The team deemed this extreme heat event as the three day mean of the maximum temperatures in the Southeast Europe land area (36º N–48º N, 8º E–24º E) and, in addition, carried out the same analysis for four stations in Spain (Madrid-Cuatro Vientos), France (Montélimar), Italy (Monte Cimone) and Croatia (Gospić). Both in an area-average over Southeast Europe and at these four stations, a positive trend in the occurrence of such three day heat waves is evident. At all stations, the intensity of heat waves has increased by 1ºC to 2ºC (1.8ºF to 3.6ºF) since 1950, both in the observations and in the models that could reproduce these heat waves. Overall, the team said a heat wave like Lucifer is now at least four times more common than it was in the early 1900s because of global warming.

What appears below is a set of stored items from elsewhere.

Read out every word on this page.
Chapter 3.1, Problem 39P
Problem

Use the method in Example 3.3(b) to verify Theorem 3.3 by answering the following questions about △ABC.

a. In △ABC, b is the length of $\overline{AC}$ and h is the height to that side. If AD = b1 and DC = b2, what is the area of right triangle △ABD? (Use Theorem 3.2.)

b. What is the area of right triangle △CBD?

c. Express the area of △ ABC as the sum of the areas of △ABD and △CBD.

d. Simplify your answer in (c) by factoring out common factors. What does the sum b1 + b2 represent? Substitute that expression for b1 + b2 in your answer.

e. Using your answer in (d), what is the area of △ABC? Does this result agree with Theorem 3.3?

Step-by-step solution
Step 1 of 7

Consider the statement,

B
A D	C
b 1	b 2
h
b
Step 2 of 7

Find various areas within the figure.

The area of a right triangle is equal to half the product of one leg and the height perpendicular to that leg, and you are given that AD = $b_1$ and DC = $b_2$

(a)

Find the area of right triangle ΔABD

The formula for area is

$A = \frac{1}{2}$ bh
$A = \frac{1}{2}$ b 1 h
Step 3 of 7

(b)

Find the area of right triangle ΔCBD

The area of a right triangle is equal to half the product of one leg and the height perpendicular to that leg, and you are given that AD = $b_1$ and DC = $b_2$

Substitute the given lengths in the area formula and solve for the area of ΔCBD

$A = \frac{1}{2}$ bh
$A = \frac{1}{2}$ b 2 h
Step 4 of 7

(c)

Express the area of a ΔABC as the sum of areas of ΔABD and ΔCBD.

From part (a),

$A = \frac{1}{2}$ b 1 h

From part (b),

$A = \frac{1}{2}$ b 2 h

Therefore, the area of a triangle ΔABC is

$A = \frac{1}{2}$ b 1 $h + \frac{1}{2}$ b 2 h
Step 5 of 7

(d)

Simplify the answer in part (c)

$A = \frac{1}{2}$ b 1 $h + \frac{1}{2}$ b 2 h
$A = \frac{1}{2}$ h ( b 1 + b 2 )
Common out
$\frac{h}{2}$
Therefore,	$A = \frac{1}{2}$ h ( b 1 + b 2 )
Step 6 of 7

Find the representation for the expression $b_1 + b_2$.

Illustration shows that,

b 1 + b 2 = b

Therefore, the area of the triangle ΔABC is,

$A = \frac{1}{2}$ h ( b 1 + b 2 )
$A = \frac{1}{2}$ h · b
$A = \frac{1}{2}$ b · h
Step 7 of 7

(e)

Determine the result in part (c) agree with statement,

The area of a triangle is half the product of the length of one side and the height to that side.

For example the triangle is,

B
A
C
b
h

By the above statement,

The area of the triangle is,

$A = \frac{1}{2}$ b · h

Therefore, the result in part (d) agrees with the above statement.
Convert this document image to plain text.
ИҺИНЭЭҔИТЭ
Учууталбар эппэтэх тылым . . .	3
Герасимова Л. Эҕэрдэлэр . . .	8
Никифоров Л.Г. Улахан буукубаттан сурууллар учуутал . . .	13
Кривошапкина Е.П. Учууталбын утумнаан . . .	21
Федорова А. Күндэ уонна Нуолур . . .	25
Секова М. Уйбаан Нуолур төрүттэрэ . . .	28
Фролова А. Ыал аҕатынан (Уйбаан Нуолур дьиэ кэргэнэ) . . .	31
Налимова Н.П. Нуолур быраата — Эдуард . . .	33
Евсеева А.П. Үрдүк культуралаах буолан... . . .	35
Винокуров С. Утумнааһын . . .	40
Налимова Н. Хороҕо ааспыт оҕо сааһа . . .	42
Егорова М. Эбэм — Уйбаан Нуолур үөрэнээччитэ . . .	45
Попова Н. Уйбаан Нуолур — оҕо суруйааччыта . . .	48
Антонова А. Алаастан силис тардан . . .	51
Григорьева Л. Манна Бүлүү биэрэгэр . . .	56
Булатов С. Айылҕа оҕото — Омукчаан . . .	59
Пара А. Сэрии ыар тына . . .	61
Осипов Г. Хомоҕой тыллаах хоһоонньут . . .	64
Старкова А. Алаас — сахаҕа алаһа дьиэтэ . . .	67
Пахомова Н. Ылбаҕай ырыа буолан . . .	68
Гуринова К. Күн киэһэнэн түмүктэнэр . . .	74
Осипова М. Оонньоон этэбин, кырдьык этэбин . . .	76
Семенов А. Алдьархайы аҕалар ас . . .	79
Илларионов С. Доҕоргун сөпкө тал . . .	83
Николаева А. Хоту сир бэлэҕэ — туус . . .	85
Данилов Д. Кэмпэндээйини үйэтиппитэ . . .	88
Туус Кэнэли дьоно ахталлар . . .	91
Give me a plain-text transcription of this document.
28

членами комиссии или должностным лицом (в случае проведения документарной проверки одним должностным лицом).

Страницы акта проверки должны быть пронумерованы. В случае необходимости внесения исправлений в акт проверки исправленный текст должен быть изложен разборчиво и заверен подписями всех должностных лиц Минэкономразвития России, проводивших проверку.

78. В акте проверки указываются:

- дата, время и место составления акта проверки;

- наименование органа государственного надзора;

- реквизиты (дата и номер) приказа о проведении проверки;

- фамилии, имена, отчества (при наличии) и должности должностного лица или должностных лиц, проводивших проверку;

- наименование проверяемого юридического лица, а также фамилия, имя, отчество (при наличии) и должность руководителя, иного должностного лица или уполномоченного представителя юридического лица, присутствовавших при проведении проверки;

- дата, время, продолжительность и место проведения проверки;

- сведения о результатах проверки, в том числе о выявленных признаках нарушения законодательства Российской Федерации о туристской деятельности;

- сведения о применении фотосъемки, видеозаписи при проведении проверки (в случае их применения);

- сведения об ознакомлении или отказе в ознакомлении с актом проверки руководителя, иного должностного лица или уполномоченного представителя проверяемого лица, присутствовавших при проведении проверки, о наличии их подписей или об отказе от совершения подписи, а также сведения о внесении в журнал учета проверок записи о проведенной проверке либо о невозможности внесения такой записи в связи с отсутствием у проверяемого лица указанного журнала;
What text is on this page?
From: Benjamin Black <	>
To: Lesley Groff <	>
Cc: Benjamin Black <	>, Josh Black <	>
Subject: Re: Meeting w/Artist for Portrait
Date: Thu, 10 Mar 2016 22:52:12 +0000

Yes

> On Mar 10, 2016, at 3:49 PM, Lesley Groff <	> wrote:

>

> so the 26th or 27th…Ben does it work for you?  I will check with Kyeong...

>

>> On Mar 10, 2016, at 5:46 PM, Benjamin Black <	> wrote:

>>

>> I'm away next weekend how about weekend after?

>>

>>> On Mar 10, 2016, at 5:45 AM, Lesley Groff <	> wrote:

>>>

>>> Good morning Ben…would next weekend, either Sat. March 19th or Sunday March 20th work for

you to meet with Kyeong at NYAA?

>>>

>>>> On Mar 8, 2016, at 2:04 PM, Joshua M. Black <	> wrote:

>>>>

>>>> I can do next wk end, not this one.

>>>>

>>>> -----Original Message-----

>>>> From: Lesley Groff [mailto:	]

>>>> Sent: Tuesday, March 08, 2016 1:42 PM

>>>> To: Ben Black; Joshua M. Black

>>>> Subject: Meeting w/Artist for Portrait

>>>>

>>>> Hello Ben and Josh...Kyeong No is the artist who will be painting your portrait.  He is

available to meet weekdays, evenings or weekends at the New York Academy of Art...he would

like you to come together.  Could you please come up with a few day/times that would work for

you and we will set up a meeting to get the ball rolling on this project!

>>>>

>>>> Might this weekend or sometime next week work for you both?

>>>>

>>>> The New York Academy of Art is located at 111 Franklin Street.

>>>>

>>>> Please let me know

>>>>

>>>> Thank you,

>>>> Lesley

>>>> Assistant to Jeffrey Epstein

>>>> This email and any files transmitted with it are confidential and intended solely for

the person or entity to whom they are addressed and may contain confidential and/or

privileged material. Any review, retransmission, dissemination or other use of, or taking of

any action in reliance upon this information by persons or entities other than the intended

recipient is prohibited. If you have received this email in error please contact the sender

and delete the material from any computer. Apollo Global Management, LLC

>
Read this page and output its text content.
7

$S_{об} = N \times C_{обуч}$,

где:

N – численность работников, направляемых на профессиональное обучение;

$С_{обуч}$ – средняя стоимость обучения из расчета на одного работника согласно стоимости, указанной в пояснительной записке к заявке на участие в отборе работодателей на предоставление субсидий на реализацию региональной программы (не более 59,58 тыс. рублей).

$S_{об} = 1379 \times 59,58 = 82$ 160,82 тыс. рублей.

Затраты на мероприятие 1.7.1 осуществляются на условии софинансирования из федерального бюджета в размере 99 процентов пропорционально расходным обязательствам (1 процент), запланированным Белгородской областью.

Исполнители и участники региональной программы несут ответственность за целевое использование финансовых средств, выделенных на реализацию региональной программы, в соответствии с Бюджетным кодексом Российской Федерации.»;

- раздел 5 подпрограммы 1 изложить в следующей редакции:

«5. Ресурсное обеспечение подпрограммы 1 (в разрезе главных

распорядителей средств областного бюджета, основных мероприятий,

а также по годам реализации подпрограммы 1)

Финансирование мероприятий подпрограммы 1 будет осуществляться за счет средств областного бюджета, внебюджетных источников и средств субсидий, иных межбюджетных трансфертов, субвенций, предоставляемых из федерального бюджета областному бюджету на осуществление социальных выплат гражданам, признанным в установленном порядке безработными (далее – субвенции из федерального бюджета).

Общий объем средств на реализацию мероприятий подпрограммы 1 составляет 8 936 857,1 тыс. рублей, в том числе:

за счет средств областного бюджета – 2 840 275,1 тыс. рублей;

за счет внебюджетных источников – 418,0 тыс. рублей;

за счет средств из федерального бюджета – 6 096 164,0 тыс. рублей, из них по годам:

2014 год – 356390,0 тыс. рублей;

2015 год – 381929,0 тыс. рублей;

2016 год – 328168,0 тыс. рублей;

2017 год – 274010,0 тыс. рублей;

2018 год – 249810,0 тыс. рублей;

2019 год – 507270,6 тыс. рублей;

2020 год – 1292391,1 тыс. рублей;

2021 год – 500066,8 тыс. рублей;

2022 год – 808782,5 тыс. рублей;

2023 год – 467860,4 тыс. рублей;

Dr. Friederike Otto, a research scientist at the University of Oxford and the deputy director of the Environmental Change Institute (ECI), said the results are entirely consistent with what scientists have predicted. “Summers keep getting hotter. Heat waves are far more intense than when my parents were growing up in the 1950s. If we do nothing to reduce our greenhouse gas emissions, the kind of extreme heat we saw this past summer will be the norm when my young son is a grown man,” said Otto.

“It is critical that cities work with scientists and public health experts to develop heat action plans because such extreme heat will become the norm in the middle of the century,” said Robert Vautard, a researcher at the Laboratory of Climate and Environmental Sciences (LSCE). “Climate change is impacting communities right now and these plans save lives.”